وَاِنَّ كَث۪يرًا مِنَ الْخُلَطَٓاءِ لَيَبْغ۪ي بَعْضُهُمْ عَلٰى بَعْضٍ (ve-inne keśîran mine-lḣuletâ-i leyebġî ba’duhum ‘alâ ba’din)
- ANCAK GÜVENİLENLER VE DURUMUN GEREĞİNİ DOSDOĞRU YAPANLAR HARİÇ ONLAR DA AMMA AZDIR. اِلَّا الَّذ۪ينَ اٰمَنُوا وَعَمِلُوا الصَّالِحَاتِ وَقَل۪يلٌ مَا هُمْۜ (illâ-lleżîne âmenû ve’amilû-ssâlihâti ve kalîlun mâ hum)
Bunlardan hemen sonra şu söyleniyor: DAVUT ONUN DİKKATİNİ BAŞKA YÖNE ÇEKTİĞİMİZİ (soruyu karıştırıp, meseleyi ne kadar anladığını anlamak için imtihan ettiğimizi) ANLADI.

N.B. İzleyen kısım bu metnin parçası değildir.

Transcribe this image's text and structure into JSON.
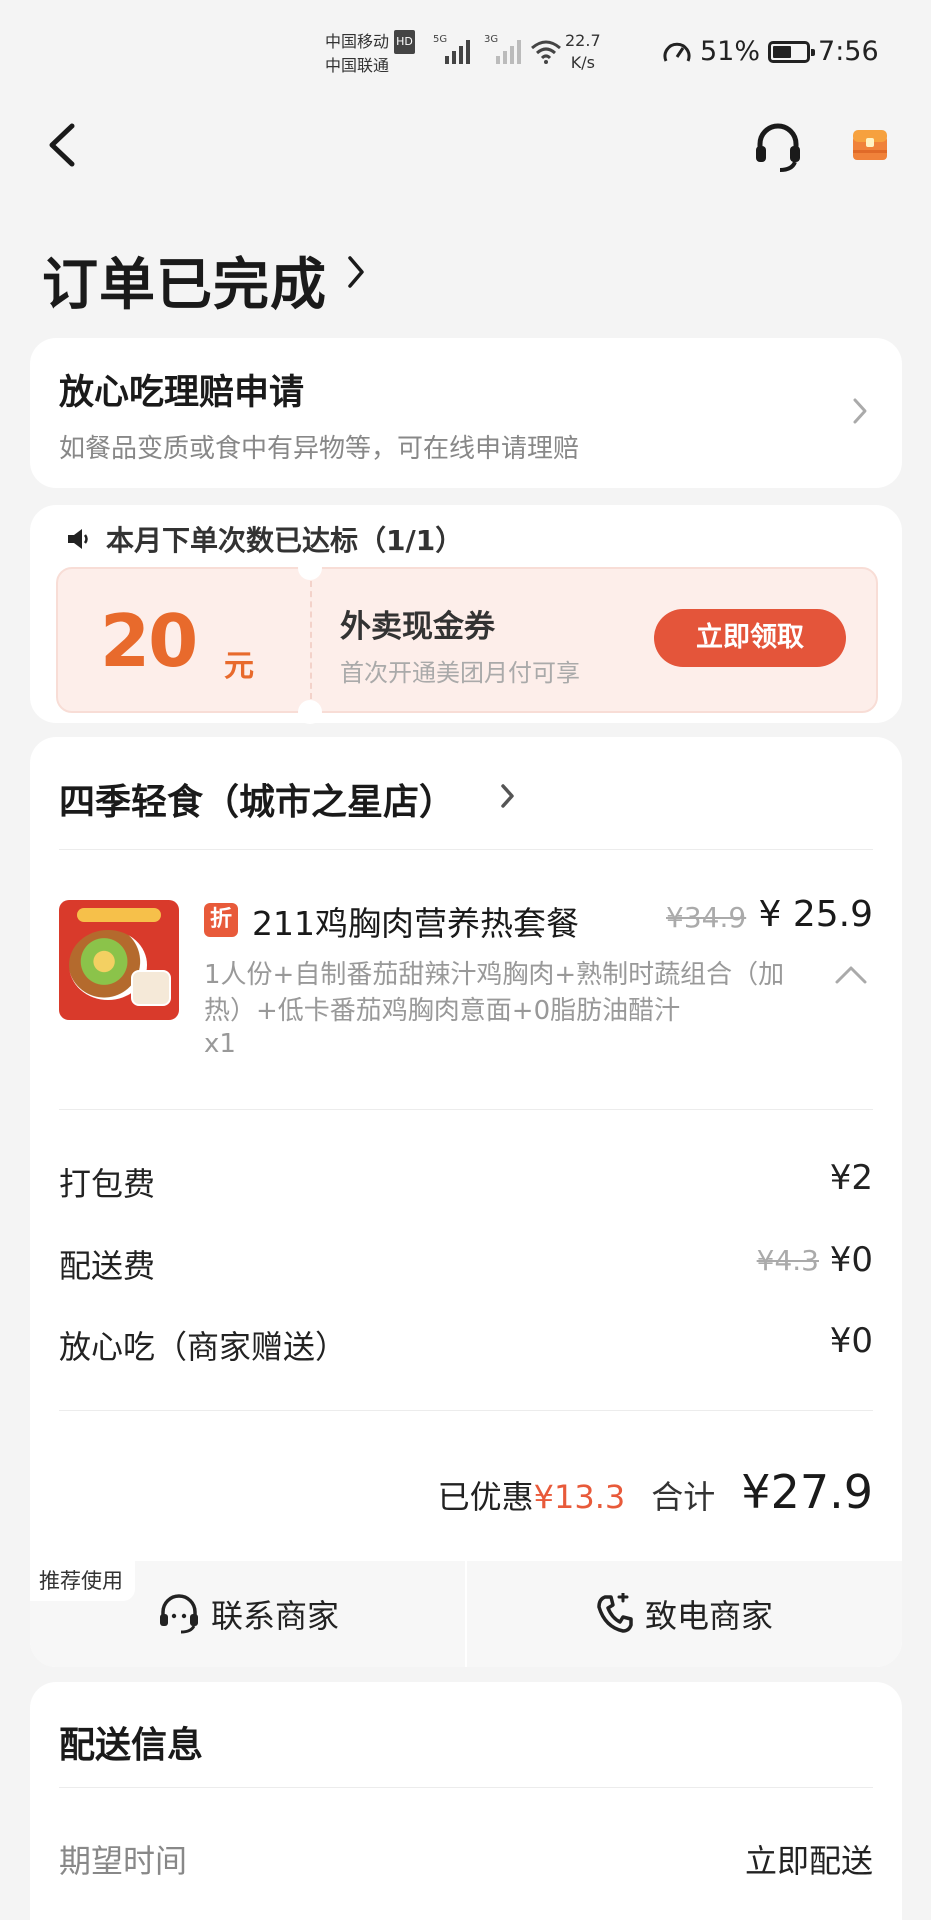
{
  "status_bar": {
    "carrier_1": "中国移动",
    "carrier_1_badge": "HD",
    "carrier_2": "中国联通",
    "net_1": "5G",
    "net_2": "3G",
    "speed_value": "22.7",
    "speed_unit": "K/s",
    "battery": "51%",
    "time": "7:56"
  },
  "header": {
    "status_title": "订单已完成"
  },
  "claim": {
    "title": "放心吃理赔申请",
    "description": "如餐品变质或食中有异物等，可在线申请理赔"
  },
  "promo": {
    "heading": "本月下单次数已达标（1/1）",
    "amount": "20",
    "unit": "元",
    "name": "外卖现金券",
    "subtitle": "首次开通美团月付可享",
    "button": "立即领取"
  },
  "order": {
    "shop_name": "四季轻食（城市之星店）",
    "item": {
      "badge": "折",
      "name": "211鸡胸肉营养热套餐",
      "original_price": "¥34.9",
      "price": "¥ 25.9",
      "description": "1人份+自制番茄甜辣汁鸡胸肉+熟制时蔬组合（加热）+低卡番茄鸡胸肉意面+0脂肪油醋汁",
      "quantity": "x1"
    },
    "fees": [
      {
        "label": "打包费",
        "value": "¥2"
      },
      {
        "label": "配送费",
        "original": "¥4.3",
        "value": "¥0"
      },
      {
        "label": "放心吃（商家赠送）",
        "value": "¥0"
      }
    ],
    "saved_label": "已优惠",
    "saved_value": "¥13.3",
    "total_label": "合计",
    "total_value": "¥27.9",
    "recommend_tag": "推荐使用",
    "contact_label": "联系商家",
    "call_label": "致电商家"
  },
  "delivery": {
    "title": "配送信息",
    "expected_label": "期望时间",
    "expected_value": "立即配送"
  }
}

وَظَنَّ دَاوُ۫دُ اَنَّمَا فَتَنَّاهُ (ve zanne dâvûdu ennemâ fetennâhu)
İmtihanın konusu ‘FASLEL HİTAP’.
İŞTE İMTİHAN TAM DA ONLAR: ‘FASLEL HİTAP’

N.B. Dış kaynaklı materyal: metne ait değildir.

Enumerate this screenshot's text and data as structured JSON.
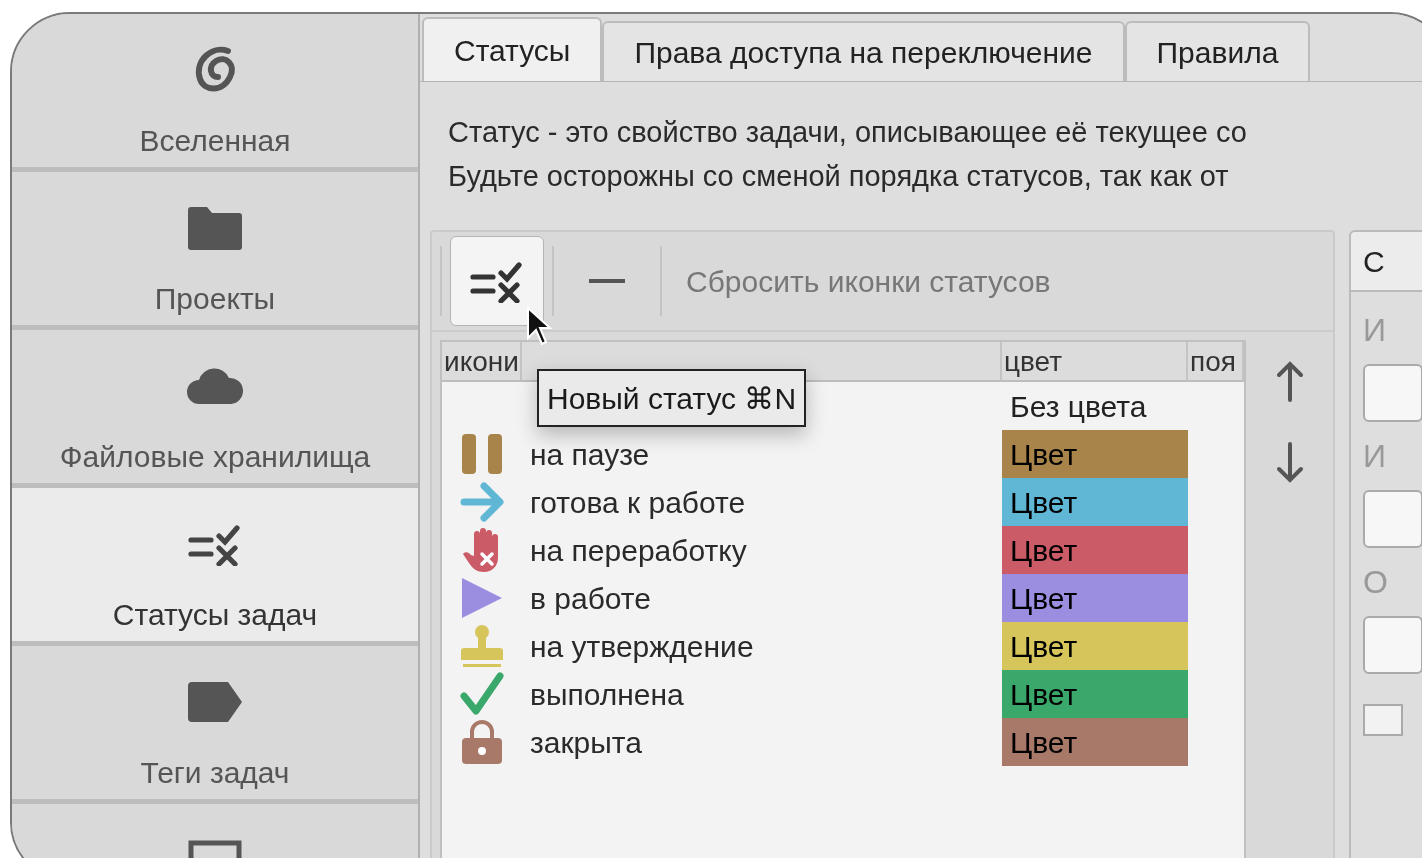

Davacıların cümlelerinde birçok hata var. Bu hatalar davacının tam olarak neyden davacı olduğunun anlaşılmamasına sebep oluyor. Unutmayalım ki bunların hepsi kurgu.
Davut قَالَ لَقَدْ ظَلَمَكَ بِسُؤَالِ نَعْجَتِكَ اِلٰى ِعَاجِه۪ۜ (Kâle lekad zalemeke bisu-âli na’cetike ilâ ni’âcih(i)) cümlesini kurmazdan önce –ki bu cümlede yargı yanlışı var, sözün anlaşılırlığını sağlamalıydı.
Davut’un cümlesindeki yanlış şudur. ‘Bİ SUELİ’ kelimesi “İSTEMEKLE” anlamındadır. “İSTEMEK” bir şeyi yapmak değildir ama Davut buna rağmen ظَلَمَكَ (zalemeke) demiştir.
“SENİ ÖLDÜRMEK İSTİYOR.” cümlesinden “SENİ ÖLDÜRDÜ.” çıkmaz.
Henüz koyunlar birbirine katılmamış, sadece istenmiş. Bunun yanında davacı kişi “BİR TEK KOYUNUM VAR.” demiyor. نَعْجَةٌ وَاحِدَةٌ (na’cetun vâhidetun) diyor. SAYI, SAYILANDAN SONRA GELİRSE SAYI OLMAZ, SIFAT OLUR yani davacı “Benim bir tek koyunum var.” demiyor, “Benim BENZERSİZ, EŞSİZ / NEVİ ŞAHSINA MÜNHASIR bir KOYUN türüm var.” diyor.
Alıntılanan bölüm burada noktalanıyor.